Indonésie

Centres de soins : pose des premières pierres à Bireun :
le 10 août 2005
Lundi 8 août, lors d’une cérémonie officielle organisée par les autorités indonésiennes, la Croix-Rouge française et le chef du district de Bireun, Mustafa Gelanggang, ont posé les premières pierres du centre de soins de Bukit Teukua, premier des cinq bâtiments prévus par ce programme. Dès mars 2006, la population locale pourra bénéficier des infrastructures médicales qui lui manquaient.

Coup d’envoi du projet
Le Régent et son assistant devant les plans du centre de soins - 7.2 ko
Le Régent et son assistant devant les plans du centre de soins
©CRF
 
L’Imam bénit les premières pierres posées dans la tranchée, d’abord avec du riz spécialement préparé, ensuite avec de l’eau puisée à l’aide d’un bouquet de fleurs. Il bénit ensuite les initiateurs du projet, Christophe Perruchot, chef de la mission CRF en Indonésie, et le régent du district, M. Mustafa Gelanggang. La cérémonie mêle traditions musulmanes et croyances achinaises. Les plans du « puskemas » (centre de soins populaire) qui verra le jour dans environ trois mois sont affichés sur les lieux des travaux, un ancien terrain de football.
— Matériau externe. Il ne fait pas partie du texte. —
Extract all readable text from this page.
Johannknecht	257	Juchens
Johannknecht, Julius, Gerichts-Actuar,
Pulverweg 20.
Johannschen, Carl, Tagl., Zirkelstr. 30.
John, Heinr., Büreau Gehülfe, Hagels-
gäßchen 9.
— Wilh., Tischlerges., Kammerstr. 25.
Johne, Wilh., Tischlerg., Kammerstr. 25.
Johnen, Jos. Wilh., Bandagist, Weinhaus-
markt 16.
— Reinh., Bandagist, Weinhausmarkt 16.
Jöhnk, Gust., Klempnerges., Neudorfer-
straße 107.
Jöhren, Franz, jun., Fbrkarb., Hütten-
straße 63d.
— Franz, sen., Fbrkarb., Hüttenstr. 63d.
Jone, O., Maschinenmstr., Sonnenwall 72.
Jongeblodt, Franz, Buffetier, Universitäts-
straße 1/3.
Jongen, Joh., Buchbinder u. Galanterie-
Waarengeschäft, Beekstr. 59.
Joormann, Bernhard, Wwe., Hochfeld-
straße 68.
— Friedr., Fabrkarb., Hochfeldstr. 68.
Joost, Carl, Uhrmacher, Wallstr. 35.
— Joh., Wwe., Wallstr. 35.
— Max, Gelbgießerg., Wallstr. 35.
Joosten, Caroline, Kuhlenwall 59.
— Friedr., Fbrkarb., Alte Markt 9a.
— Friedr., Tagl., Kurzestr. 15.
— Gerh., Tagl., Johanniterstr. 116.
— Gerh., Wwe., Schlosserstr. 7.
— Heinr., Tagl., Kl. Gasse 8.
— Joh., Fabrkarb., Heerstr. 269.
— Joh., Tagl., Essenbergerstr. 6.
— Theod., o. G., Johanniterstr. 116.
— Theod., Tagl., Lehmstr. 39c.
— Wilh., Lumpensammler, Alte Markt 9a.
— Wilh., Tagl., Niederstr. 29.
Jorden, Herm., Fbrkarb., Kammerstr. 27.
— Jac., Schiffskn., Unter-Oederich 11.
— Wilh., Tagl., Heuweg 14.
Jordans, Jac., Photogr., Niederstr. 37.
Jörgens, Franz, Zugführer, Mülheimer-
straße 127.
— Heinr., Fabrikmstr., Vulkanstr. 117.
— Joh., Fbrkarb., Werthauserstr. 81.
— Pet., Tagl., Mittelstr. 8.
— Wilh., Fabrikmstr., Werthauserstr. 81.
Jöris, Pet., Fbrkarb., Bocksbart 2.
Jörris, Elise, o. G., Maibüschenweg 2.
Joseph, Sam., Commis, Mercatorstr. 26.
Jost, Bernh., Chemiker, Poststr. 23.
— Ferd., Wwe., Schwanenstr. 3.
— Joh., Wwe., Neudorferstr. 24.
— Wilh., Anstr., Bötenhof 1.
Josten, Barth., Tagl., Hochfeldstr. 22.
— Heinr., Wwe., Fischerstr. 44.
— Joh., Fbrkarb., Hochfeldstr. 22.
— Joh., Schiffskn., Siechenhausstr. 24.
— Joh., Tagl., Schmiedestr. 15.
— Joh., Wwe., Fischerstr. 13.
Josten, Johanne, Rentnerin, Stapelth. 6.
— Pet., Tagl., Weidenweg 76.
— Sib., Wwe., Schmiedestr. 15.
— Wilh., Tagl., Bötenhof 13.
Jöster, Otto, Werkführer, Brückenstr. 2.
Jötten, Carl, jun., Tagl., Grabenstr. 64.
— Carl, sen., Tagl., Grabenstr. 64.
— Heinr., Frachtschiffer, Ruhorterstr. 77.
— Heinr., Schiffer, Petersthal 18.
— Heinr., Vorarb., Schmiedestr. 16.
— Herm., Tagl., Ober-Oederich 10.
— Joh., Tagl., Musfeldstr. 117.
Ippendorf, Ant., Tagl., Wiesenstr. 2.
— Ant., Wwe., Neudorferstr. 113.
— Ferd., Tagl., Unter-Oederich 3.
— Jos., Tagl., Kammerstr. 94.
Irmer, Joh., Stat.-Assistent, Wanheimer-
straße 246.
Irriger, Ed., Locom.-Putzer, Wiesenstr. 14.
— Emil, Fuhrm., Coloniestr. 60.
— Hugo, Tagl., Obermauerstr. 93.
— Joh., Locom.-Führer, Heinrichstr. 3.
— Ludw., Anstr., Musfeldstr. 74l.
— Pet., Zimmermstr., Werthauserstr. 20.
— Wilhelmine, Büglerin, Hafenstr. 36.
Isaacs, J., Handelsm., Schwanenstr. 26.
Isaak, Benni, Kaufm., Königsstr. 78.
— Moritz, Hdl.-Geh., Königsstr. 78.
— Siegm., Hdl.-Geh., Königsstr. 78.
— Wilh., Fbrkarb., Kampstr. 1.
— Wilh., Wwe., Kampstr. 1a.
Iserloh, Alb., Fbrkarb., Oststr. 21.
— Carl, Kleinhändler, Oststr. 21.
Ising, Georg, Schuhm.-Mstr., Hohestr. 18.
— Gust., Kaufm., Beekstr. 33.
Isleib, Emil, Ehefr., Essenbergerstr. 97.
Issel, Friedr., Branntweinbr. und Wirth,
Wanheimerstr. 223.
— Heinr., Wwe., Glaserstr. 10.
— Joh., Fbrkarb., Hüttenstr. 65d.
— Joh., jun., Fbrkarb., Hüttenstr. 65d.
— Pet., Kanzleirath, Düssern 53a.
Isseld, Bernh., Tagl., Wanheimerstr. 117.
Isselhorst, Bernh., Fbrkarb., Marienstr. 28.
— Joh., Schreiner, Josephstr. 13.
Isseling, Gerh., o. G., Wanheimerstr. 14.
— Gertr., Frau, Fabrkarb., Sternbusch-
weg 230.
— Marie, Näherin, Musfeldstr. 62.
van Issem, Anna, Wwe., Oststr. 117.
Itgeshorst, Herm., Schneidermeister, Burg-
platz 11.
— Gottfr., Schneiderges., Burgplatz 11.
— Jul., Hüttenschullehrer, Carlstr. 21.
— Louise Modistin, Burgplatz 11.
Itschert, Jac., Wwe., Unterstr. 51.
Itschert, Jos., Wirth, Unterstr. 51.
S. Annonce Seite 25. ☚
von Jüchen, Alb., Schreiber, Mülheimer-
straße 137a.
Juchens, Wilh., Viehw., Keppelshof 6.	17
Le bâtiment s’étendra sur 520 mètres carré, comprendra 7 salles de soins dont une unité d’urgence, et pourra accueillir 50 patients par jour. Des logements de fonctions sont également prévus pour le personnel soignant.

Développer la région
« Maintenant que la phase d’urgence est terminée, la CRF se concentre sur la reconstruction de la province d’Aceh », explique Christophe. Notre principale activité à Bireun de janvier à juin a été de distribuer l’eau à plusieurs dizaines de camps. Maintenant, nous reconstruisons. Mais nous voulons que ce que nous construisons soit utile. Pour les centres de soins, nous nous assurons que le ministère de la Santé y mettra du personnel nécessaire. Il n’est pas question de bâtir des bâtiments pour qu’ils restent vides. » Le projet de construction de 5 centres de soins a pour but de pallier les carences du district de Bireun, créé il y a moins de deux ans. 20.000 familles sont concernées. Bireun espère se développer rapidement, grâce à l’esprit d’initiative d’un chef de district jeune et dynamique.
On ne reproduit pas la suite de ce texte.